What if your career relied upon nearly constant talking in high-pressure roles and you suffer from TMDs? For me, as a Human Resources and Training leader, I learned the hard way how this illness is completely debilitating.
On a quiet New Year's Eve day at 2:00 p.m., I started to cross an intersection of a busy street near home, but a driver, not paying attention to his red light, did not slow down. I remember a silver flash to my left, then a horrible impact straight into my driver’s door, and the rebound just behind the backseat door.
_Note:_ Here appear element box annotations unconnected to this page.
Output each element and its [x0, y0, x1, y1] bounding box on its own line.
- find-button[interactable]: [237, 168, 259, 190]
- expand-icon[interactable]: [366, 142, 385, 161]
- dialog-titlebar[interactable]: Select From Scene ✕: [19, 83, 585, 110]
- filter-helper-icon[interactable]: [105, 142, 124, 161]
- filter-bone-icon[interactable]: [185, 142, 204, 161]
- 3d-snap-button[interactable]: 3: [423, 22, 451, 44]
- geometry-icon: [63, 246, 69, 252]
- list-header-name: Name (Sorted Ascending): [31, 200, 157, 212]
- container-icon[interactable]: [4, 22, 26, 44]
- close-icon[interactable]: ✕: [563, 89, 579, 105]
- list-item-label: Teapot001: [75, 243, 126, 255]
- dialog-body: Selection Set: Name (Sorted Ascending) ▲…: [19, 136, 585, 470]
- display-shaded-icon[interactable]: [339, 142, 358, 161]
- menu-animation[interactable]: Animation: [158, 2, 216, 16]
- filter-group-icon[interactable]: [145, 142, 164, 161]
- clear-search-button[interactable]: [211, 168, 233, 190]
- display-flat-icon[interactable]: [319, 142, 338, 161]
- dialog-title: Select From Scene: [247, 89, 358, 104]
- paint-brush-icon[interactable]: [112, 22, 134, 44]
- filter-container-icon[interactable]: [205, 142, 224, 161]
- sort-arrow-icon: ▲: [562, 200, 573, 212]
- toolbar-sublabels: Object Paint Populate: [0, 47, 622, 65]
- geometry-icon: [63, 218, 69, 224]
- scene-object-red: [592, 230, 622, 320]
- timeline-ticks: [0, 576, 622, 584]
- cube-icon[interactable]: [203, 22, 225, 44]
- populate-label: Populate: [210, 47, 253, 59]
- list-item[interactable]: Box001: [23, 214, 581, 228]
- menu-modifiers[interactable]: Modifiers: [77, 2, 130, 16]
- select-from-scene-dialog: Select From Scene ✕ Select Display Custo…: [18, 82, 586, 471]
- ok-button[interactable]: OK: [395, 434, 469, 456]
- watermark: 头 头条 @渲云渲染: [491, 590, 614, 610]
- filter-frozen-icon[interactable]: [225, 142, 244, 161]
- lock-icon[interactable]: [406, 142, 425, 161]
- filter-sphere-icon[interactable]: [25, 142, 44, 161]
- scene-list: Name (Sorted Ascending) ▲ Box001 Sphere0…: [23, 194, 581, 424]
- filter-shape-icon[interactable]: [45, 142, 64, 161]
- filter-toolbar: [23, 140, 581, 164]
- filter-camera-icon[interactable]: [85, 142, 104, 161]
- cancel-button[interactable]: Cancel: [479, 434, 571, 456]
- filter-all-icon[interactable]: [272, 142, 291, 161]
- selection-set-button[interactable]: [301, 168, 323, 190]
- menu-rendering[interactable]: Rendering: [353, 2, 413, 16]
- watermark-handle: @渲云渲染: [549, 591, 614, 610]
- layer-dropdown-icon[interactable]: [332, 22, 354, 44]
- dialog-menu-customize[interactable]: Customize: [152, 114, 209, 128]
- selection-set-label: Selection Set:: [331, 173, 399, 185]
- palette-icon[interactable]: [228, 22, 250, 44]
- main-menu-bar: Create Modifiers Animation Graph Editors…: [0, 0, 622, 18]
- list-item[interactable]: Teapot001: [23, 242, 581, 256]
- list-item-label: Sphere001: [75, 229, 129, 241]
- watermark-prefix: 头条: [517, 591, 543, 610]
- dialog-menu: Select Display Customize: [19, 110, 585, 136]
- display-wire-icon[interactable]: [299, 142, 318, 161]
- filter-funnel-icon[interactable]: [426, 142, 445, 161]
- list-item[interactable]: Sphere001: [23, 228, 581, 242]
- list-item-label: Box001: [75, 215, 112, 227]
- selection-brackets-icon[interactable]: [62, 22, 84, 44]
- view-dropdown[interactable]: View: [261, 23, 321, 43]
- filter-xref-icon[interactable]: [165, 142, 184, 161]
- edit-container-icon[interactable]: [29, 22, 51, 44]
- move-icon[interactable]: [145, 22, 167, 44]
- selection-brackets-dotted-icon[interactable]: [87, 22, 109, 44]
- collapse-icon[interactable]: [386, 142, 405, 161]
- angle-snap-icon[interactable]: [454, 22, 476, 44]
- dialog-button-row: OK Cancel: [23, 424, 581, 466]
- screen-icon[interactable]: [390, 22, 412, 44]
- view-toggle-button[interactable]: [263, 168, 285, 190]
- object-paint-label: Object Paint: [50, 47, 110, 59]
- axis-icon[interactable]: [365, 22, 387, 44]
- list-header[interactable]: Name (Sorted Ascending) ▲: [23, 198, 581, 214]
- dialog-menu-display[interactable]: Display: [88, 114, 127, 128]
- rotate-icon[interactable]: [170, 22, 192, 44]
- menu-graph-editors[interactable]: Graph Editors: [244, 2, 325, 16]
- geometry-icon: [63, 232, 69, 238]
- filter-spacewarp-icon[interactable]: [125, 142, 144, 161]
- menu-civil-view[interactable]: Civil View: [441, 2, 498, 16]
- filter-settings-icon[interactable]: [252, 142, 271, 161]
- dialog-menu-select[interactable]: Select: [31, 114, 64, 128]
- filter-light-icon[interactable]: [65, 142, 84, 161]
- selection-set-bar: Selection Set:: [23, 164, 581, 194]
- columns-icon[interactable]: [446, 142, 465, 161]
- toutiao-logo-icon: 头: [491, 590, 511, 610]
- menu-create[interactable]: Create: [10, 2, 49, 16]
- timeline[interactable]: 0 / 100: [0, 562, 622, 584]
Several weeks passed, with only a large head contusion, concussion, and severe neck sprain. I had to get two crowns and a root canal on my right lower molars, then another crown on the last bottom left molar. The crowns led to a root canal, which only led to intensely increased pain. Bone shards began stabbing through into my mouth. An extraction and two surgeries to file away the jawbone down to soft tissue finally stopped the continual bone shards. The pain was unbearable.
Together, these dental procedures amounted to being in a dental chair with my mouth open nearly every week from August 2005 through January 2006. That’s when my oral surgeon explained the concept of chronic pain. I quickly learned that many people pass judgment on TMJ patients as being unable to handle stress and causing our own problems. So untrue!!
Chronic pain, difficulty concentrating/memory lapses, trouble sleeping, and fatigue became my constant companions, along with dizziness/nausea. I went through a jaw arthrocentesis, two rounds of pulse radiofrequency, braces (I could only touch two teeth!), countless injections into my face and in my head for the occipital neuralgia that caused head pain similar to migraines. My body began aching in multiple places and I was diagnosed with fibromyalgia. When my pain flares up in any part of my body, it is like a lightning rod to my jaw, causing it to instantly tense and hurt. Stress, low barometric pressure, and talking remain my enemies.
Funny, how, after ten long years, I still get confused between who am I and who I used to be. No, I don’t have multiple personalities, but I feel I’ve lived two lives: Before and after “the Accident”.
It has taken me ten years to accept and that this illness must be managed, and that limiting and countering the effects of my top three enemies: Stress, talking and weather, is non-negotiable. I still cycle through the stages of grief - denial, anger, depression, bargaining, exploration, and commitment over and over. Denial expressed itself in continuing to try to work in my profession until denial slowly turned to anger and depression over the realization that my 20+ years’ experience, a Master’s Degree and multiple hard-earned credentials no longer seemed to matter.
A lot of you suffer with me and I’m sure some of you face similar career crossroads. I can’t tell you I have easy answers, but I can tell you that my evolution continues. My pain directly reflects whether I’m living in balance or not. Now I know what works and what I absolutely cannot do, and that includes trying to approach my career as I use to do.
How many of you struggle with questions like, “Where do I go from here?”, “What will be my second act?”, and “How can I use my skills in new ways that accommodate my body’s limitations?” I’ve helped others come to terms with these questions through career coaching, job searching, resume and cover letter writing. For me, these represent ways to contribute, and hopefully, make a difference. It’s natural to feel a loss of purpose when afflicted with TMD. You can also begin to question your own self-worth, which is compounded by having to be on disability and feeling dependent.
Statistics show the annihilating impact disability has on career-long salary levels. So finding something you can do is imperative. That can seem impossible, and for some of us, it may be. I do know that it is particularly hard when you have TMD and everything you’ve done centers on talking. When you are extroverted by nature, every non-talking task goes against your nature. When you do things against your nature, it drains your energy, compounding the fatigue and frustration you already experience from living in a state of chronic pain.
I have a favorite saying by Edward Hale: “I am only one, but still I am one. I cannot do everything, but I will not let what I cannot do interfere with what I can do." What I choose is to journey through discovering what I can do, while realizing that it does not define who I am and who I can be. Maybe you feel the same.